Place  /  Biography

Jews in the Wilderness

One man's role in shaping the nation's best-loved long-distance footpath reminds us of the close bonds that Jews have formed with the North American landscape.

Like his forebears, his intrepid siblings, and a host of other confident and adventurous young Jews loosed in the land of opportunity, Theodore Solomons knew what he was doing, even when he didn’t know exactly where he was going. Late in his life, Solomons recounted that the dream of walking the length of the High Sierra had first come to him in the summer of 1884 (a year after his bar mitzvah) while he was out “herding [his] uncle’s cattle in an immense unfenced alfalfa field.” In an essay that he published in the February 1940 edition of The Sierra Club Bulletin, he tried to recapture the moment in which it had come to him. “The Holsteins were quietly feeding,” he wrote, “and I sat on my unsaddled bronco facing east and gazing in utter fascination at the most beautiful and the most mysterious sight I had ever seen.” Mesmerized by the “flashing teeth of the Sierra crest,” Solomons projected himself eastward and upward: “I could see myself in the immensity of that uplifted world, an atom moving along just below the white, crawling from one to the other end of that horizon of high enchantment.”

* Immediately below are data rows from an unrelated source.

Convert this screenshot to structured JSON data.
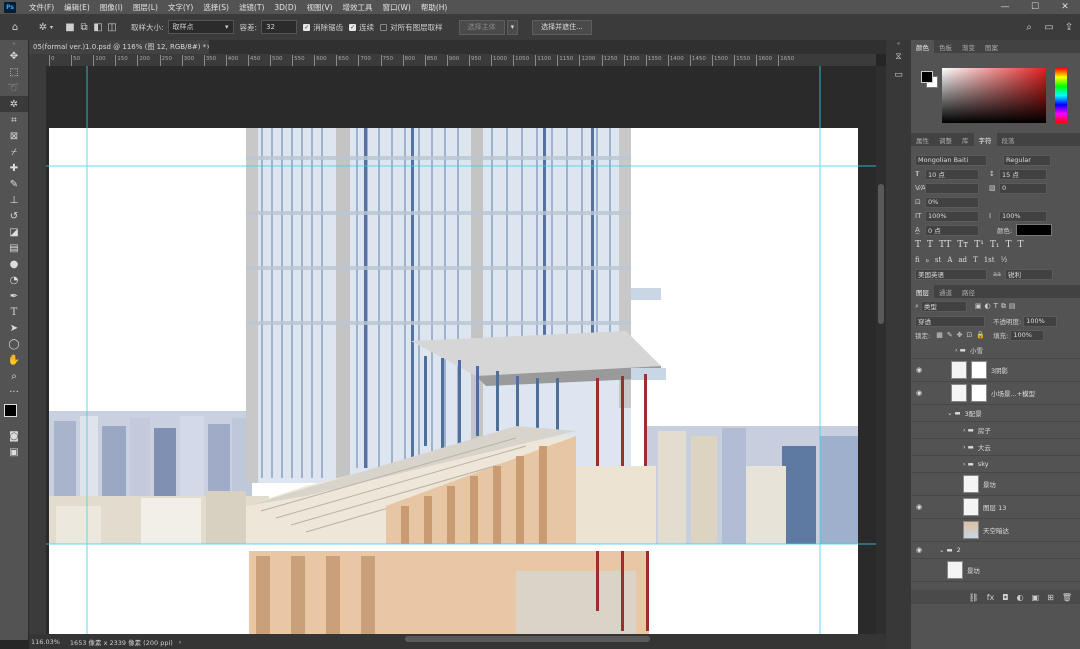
{
  "app": {
    "logo": "Ps"
  },
  "menu": [
    "文件(F)",
    "编辑(E)",
    "图像(I)",
    "图层(L)",
    "文字(Y)",
    "选择(S)",
    "滤镜(T)",
    "3D(D)",
    "视图(V)",
    "增效工具",
    "窗口(W)",
    "帮助(H)"
  ],
  "window_controls": [
    "—",
    "☐",
    "✕"
  ],
  "options": {
    "sample_size_label": "取样大小:",
    "sample_size_value": "取样点",
    "tolerance_label": "容差:",
    "tolerance_value": "32",
    "antialias": "消除锯齿",
    "contiguous": "连续",
    "all_layers": "对所有图层取样",
    "select_subject": "选择主体",
    "select_mask": "选择并遮住..."
  },
  "document": {
    "tab_title": "05(formal ver.)1.0.psd @ 116% (图 12, RGB/8#) *",
    "close": "×"
  },
  "ruler": {
    "ticks": [
      "0",
      "50",
      "100",
      "150",
      "200",
      "250",
      "300",
      "350",
      "400",
      "450",
      "500",
      "550",
      "600",
      "650",
      "700",
      "750",
      "800",
      "850",
      "900",
      "950",
      "1000",
      "1050",
      "1100",
      "1150",
      "1200",
      "1250",
      "1300",
      "1350",
      "1400",
      "1450",
      "1500",
      "1550",
      "1600",
      "1650"
    ]
  },
  "status": {
    "zoom": "116.03%",
    "doc_size": "1653 像素 x 2339 像素 (200 ppi)",
    "arrow": "›"
  },
  "color_panel": {
    "tabs": [
      "颜色",
      "色板",
      "渐变",
      "图案"
    ]
  },
  "char_panel": {
    "tabs": [
      "属性",
      "调整",
      "库",
      "字符",
      "段落"
    ],
    "font_family": "Mongolian Baiti",
    "font_style": "Regular",
    "size": "10 点",
    "leading": "15 点",
    "tracking": "0",
    "kerning_pct": "0%",
    "vscale": "100%",
    "hscale": "100%",
    "baseline": "0 点",
    "color_label": "颜色:",
    "glyphs": [
      "T",
      "T",
      "TT",
      "Tт",
      "T¹",
      "T₁",
      "T",
      "T"
    ],
    "glyphs2": [
      "fi",
      "ℴ",
      "st",
      "A",
      "ad",
      "T",
      "1st",
      "½"
    ],
    "language": "美国英语",
    "aa": "aa",
    "aa_method": "锐利"
  },
  "layers_panel": {
    "tabs": [
      "图层",
      "通道",
      "路径"
    ],
    "kind": "类型",
    "blend": "穿透",
    "opacity_label": "不透明度:",
    "opacity": "100%",
    "lock_label": "锁定:",
    "fill_label": "填充:",
    "fill": "100%",
    "layers": [
      {
        "name": "小雪",
        "type": "group",
        "visible": false
      },
      {
        "name": "3阴影",
        "type": "layer-mask",
        "visible": true
      },
      {
        "name": "小场景...+模型",
        "type": "layer-mask",
        "visible": true
      },
      {
        "name": "3配景",
        "type": "group",
        "visible": false
      },
      {
        "name": "房子",
        "type": "subgroup",
        "visible": false
      },
      {
        "name": "大云",
        "type": "subgroup",
        "visible": false
      },
      {
        "name": "sky",
        "type": "subgroup",
        "visible": false
      },
      {
        "name": "景坊",
        "type": "layer",
        "visible": false
      },
      {
        "name": "图层 13",
        "type": "layer",
        "visible": true
      },
      {
        "name": "天空暗达",
        "type": "layer",
        "visible": false
      },
      {
        "name": "2",
        "type": "group",
        "visible": true
      },
      {
        "name": "景坊",
        "type": "layer",
        "visible": false
      }
    ],
    "footer_icons": [
      "⛓",
      "fx",
      "◘",
      "◐",
      "▣",
      "⊞",
      "🗑"
    ]
  }
}
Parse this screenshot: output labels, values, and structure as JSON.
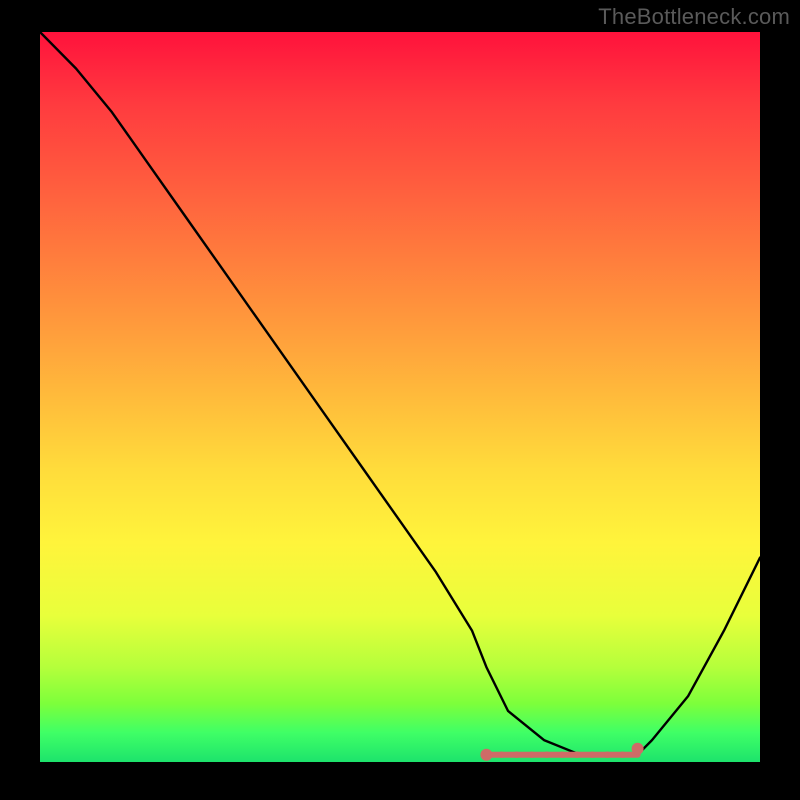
{
  "watermark": "TheBottleneck.com",
  "chart_data": {
    "type": "line",
    "title": "",
    "xlabel": "",
    "ylabel": "",
    "xlim": [
      0,
      100
    ],
    "ylim": [
      0,
      100
    ],
    "x_axis_visible": false,
    "y_axis_visible": false,
    "grid": false,
    "legend": false,
    "background": "rainbow-vertical-gradient",
    "series": [
      {
        "name": "bottleneck-curve",
        "color": "#000000",
        "x": [
          0,
          5,
          10,
          15,
          20,
          25,
          30,
          35,
          40,
          45,
          50,
          55,
          60,
          62,
          65,
          70,
          75,
          80,
          83,
          85,
          90,
          95,
          100
        ],
        "values": [
          100,
          95,
          89,
          82,
          75,
          68,
          61,
          54,
          47,
          40,
          33,
          26,
          18,
          13,
          7,
          3,
          1,
          1,
          1,
          3,
          9,
          18,
          28
        ]
      }
    ],
    "annotations": [
      {
        "name": "minimum-marker",
        "type": "scatter-band",
        "color": "#cf6b67",
        "x_range": [
          62,
          83
        ],
        "y": 1
      }
    ]
  },
  "colors": {
    "frame": "#000000",
    "watermark": "#5a5a5a",
    "curve": "#000000",
    "marker": "#cf6b67"
  }
}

When Solomons reached the age of 18, with no educational or career goal otherwise occupying or distracting him from his love of the mountains, he made his first trip to Lake Tahoe. His family was hardly thrilled at this fairly unconventional choice of pastime. By the early 1890s, however, his father had died, his siblings had already launched their careers, and his mother, Hannah Marks Solomons—she, too, was lineally connected to a storied early Jewish American clan—had made her peace with his quirky interests. While the family had once known and would eventually regain financial prominence, the period of Solomons’ early manhood coincided with a decadelong downturn in their fortunes. Theodore funded most of his youthful mountain ventures through extended stints as a court stenographer.

By the time that he and Ernest Bonner were preparing for their July 1895 expedition, Solomons had spent the better part of three summers hiking through (and, on a few occasions, barely surviving) the rigors of the Sierras. He had thoroughly explored Yosemite’s Tuolumne Valley and had also ventured southward from there to the lesser-known area surrounding Mount Ritter, Banner Peak, and the Minarets (all three mountains now comprise a large portion of the Ansel Adams Wilderness). He had bagged peaks, glissaded down glaciers, subsisted for days at a stretch on berries and mule meat, and been pre-hypothermic more times than he could count. On most of these trips, he, his friends, and his pack animals lugged a large camera, tripod, and several pounds’ worth of glass plates along with them. The archives at Berkeley’s Bancroft Library contain 250 of Solomons’ photographs of the Sierras, all of which he took between 1892 and 1896.